Irish Film Institute -ALEXANDRA

ALEXANDRA

Director: ALEXANDER SOKUROV


MAKING HIS MOST ACCESSIBLE FILM SINCE THE SURPRISE HIT THAT WAS RUSSIAN ARK — A FLAMBOYANT, SINGLE-SHOT TOUR DE FORCE SET IN ST PETERSBURG’S HERMITAGE MUSEUM — DIRECTOR ALEXANDER SOKUROV PROVIDES A LOW-KEY YET INTRIGUING PORTRAIT OF A RUSSIAN WAR ZONE IN ALEXANDRA.
The film’s premise is deceptively simple. Alexandra (played with great dignity by the famous opera diva Galina Vishnevskaya) is an ageing widow who takes a trip to a Russian military outpost in Chechnya to visit her grandson Denis (Vasily Shevtsov), a young army captain. Chechnya is never mentioned, but we know the film was shot there and the time must be during the second Chechen war. Similarly, although the camp is not on the front line, we see the scars of war in the damaged buildings of the local village. What distinguishes this war film in which not a single shot is fired is that it approaches military conflict indirectly, through the eyes of a grandmother who seems out of place as she scrambles into armoured vehicles, tries to handle a Kalashnikov, and traipses about the hot, dusty base wheeling her suitcase.
A whole new perspective opens up when Alexandra wanders off to do some shopping in a local village, where she’s befriended by a Chechen woman, Malika (Raisa Gichaeva). ‘Men can be enemies, but we’re friends straightaway,’ says Malika.

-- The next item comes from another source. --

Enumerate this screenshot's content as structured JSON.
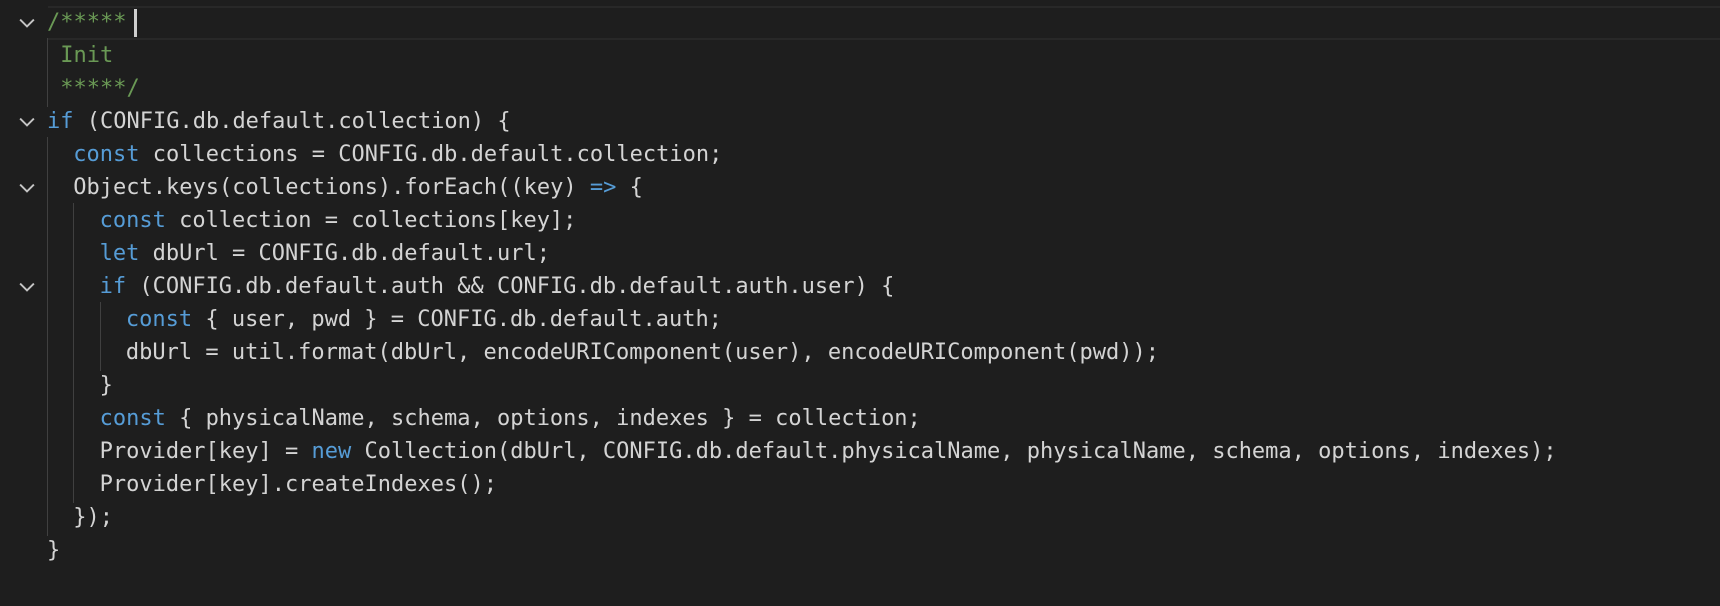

The contrast between male and female thinking is obvious, but Sokurov complicates matters considerably in an extraordinary subsequent encounter between Alexandra and Denis, in which grandma and grandson are reconciled in a scene of near-erotic tenderness. It’s a typical Sokurov moment of transcendence in a film that J. Hoberman has accurately described as ‘a mysterious mixture of lightness and gravity.’ — Peter Walsh.